If you are interested in participating or would like more information about the study, please contact Yannik Rottenberger 

Cerebral hemodynamics during early verticalization after (successful) thrombectomy poststroke (CHEST)

Project leader: C. Globas, T.Pipping

This project aims to study how the blood flow in the brain responds to the uprighting of the body in stroke patients who have recently undergone thrombectomy. Although removing a blood clot can be very successful in improving the outcome after a stroke, it also carries the risk of excessive blood flow to the brain, which can lead to problems.

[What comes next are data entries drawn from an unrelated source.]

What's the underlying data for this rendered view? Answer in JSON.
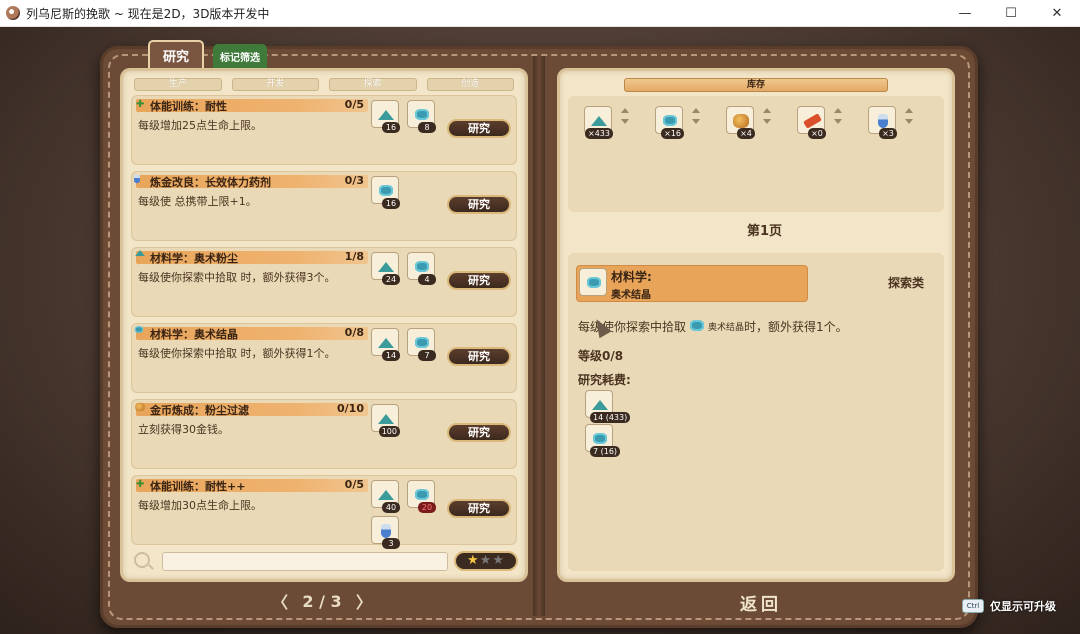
{
  "window": {
    "title": "列乌尼斯的挽歌 ~ 现在是2D，3D版本开发中",
    "minimize": "—",
    "maximize": "☐",
    "close": "✕"
  },
  "tabs": {
    "research": "研究",
    "mark_filter": "标记筛选"
  },
  "categories": [
    "生产",
    "开发",
    "探索",
    "创造"
  ],
  "research_items": [
    {
      "icon": "heal-plus-icon",
      "icon_glyph": "✚",
      "title": "体能训练：耐性",
      "progress": "0/5",
      "desc": "每级增加25点生命上限。",
      "button": "研究",
      "costs": [
        {
          "item": "arcane-dust",
          "qty": "16"
        },
        {
          "item": "arcane-crystal",
          "qty": "8"
        }
      ]
    },
    {
      "icon": "potion-icon",
      "title": "炼金改良：长效体力药剂",
      "progress": "0/3",
      "desc": "每级使 总携带上限+1。",
      "button": "研究",
      "costs": [
        {
          "item": "arcane-crystal",
          "qty": "16"
        }
      ]
    },
    {
      "icon": "dust-icon",
      "title": "材料学：奥术粉尘",
      "progress": "1/8",
      "desc": "每级使你探索中拾取 时，额外获得3个。",
      "button": "研究",
      "costs": [
        {
          "item": "arcane-dust",
          "qty": "24"
        },
        {
          "item": "arcane-crystal",
          "qty": "4"
        }
      ]
    },
    {
      "icon": "crystal-icon",
      "title": "材料学：奥术结晶",
      "progress": "0/8",
      "desc": "每级使你探索中拾取 时，额外获得1个。",
      "button": "研究",
      "costs": [
        {
          "item": "arcane-dust",
          "qty": "14"
        },
        {
          "item": "arcane-crystal",
          "qty": "7"
        }
      ]
    },
    {
      "icon": "gold-icon",
      "title": "金币炼成：粉尘过滤",
      "progress": "0/10",
      "desc": "立刻获得30金钱。",
      "button": "研究",
      "costs": [
        {
          "item": "arcane-dust",
          "qty": "100"
        }
      ]
    },
    {
      "icon": "heal-plus-icon",
      "icon_glyph": "✚",
      "title": "体能训练：耐性++",
      "progress": "0/5",
      "desc": "每级增加30点生命上限。",
      "button": "研究",
      "costs": [
        {
          "item": "arcane-dust",
          "qty": "40"
        },
        {
          "item": "arcane-crystal",
          "qty": "20",
          "insufficient": true
        },
        {
          "item": "potion",
          "qty": "3"
        }
      ]
    }
  ],
  "stars": {
    "filled": "★",
    "empty": "★★"
  },
  "pager": {
    "prev": "〈",
    "label": "2 / 3",
    "next": "〉"
  },
  "inventory": {
    "header": "库存",
    "items": [
      {
        "item": "arcane-dust",
        "qty": "×433"
      },
      {
        "item": "arcane-crystal",
        "qty": "×16"
      },
      {
        "item": "ore",
        "qty": "×4"
      },
      {
        "item": "red-bar",
        "qty": "×0"
      },
      {
        "item": "potion",
        "qty": "×3"
      }
    ],
    "page_label": "第1页"
  },
  "detail": {
    "title": "材料学:",
    "subtitle": "奥术结晶",
    "category": "探索类",
    "desc_prefix": "每级使你探索中拾取",
    "desc_item": "奥术结晶",
    "desc_suffix": "时，额外获得1个。",
    "level": "等级0/8",
    "cost_label": "研究耗费:",
    "costs": [
      {
        "item": "arcane-dust",
        "qty": "14 (433)"
      },
      {
        "item": "arcane-crystal",
        "qty": "7 (16)"
      }
    ]
  },
  "back_button": "返回",
  "hint": {
    "key": "Ctrl",
    "text": "仅显示可升级"
  }
}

An early verticalization of the body after such an intervention can possibly have a positive effect on the blood flow situation in the brain. We hope to use this information to develop new and/or improve existing post-stroke treatment approaches.

Enhancement of Stroke Rehabilitation with Levodopa (ESTREL)

Project leader: Y. Rottenberger

ESTREL is a placebo controlled drug study  conducted at several Swiss hospitals and rehabilitation centers, organized by Professor Stefan Engelter (Felix Platter Hospital Basel). The aim is to investigate whether the active substance levodopa improves the effect of rehabilitation in stroke patients with paresis, i.e. how effective it is and whether it is safe to use. Levodopa is approved for the treatment of Parkinson's disease. In stroke patients, there is evidence that levodopa combined with rehabilitative therapies can lead to a patient-relevant enhancement of functional recovery in acute stroke patients.

iARAT

Project leader: J. Schönhammer

The iARAT project aims to transform upper limb function assessment and rehabilitation. It introduces a sensor-driven enhancement to the Action Research Arm Test (ARAT), increasing its accuracy and clinical relevance. The core technology is a tablet application facilitating the ARAT, featuring task instructions, a digital stopwatch, and scoring, and date transfer to the clinical information system. Five movement sensors attached to the patient provide detailed kinematic data, enabling finer detection of limb function improvements. These sensors allow for precise movement analysis, aiding therapists in designing personalized rehabilitation plans. The project is expanding to other rehabilitation centers, promising broader data insights into patients’ motor recovery.

DELTA

Project leader: J. Schönhammer

The project aims to develop a low-cost, simple sensor setup for accurately measuring upper body kinematics in stroke patients, accessible for use outside a lab. It involves replicating typical neurorehabilitation clinical tests (like the drinking task and box and block) in approximately 30 stroke patients. Data on movement (using IMUs, webcams, depth cameras, and 3D optical motion capture), and clinical information are collected. The goal is to determine the minimal sensor configuration needed for precise kinematics and clinical score reproduction. The project will enhance understanding of stroke kinematics and compensatory movements.

Cognitive Load fNIRS

Project leader: J. Schönhammer

The project aims to develop biomarkers of cognitive processes using functional near-infrared spectroscopy (fNIRS), focusing on estimating mental workload, including subcategories like working memory, attentional, and perceptual load. We conduct lab experiments to identify specific biomarkers of each load type, integrating them into a mental workload classifier using machine learning. In neurorehabilitation, this classifier will adapt workload in gamified training, preventing mental overload. This approach aims to make gamified training more tailored to individual needs and to reduce the likelihood of patients abandoning training.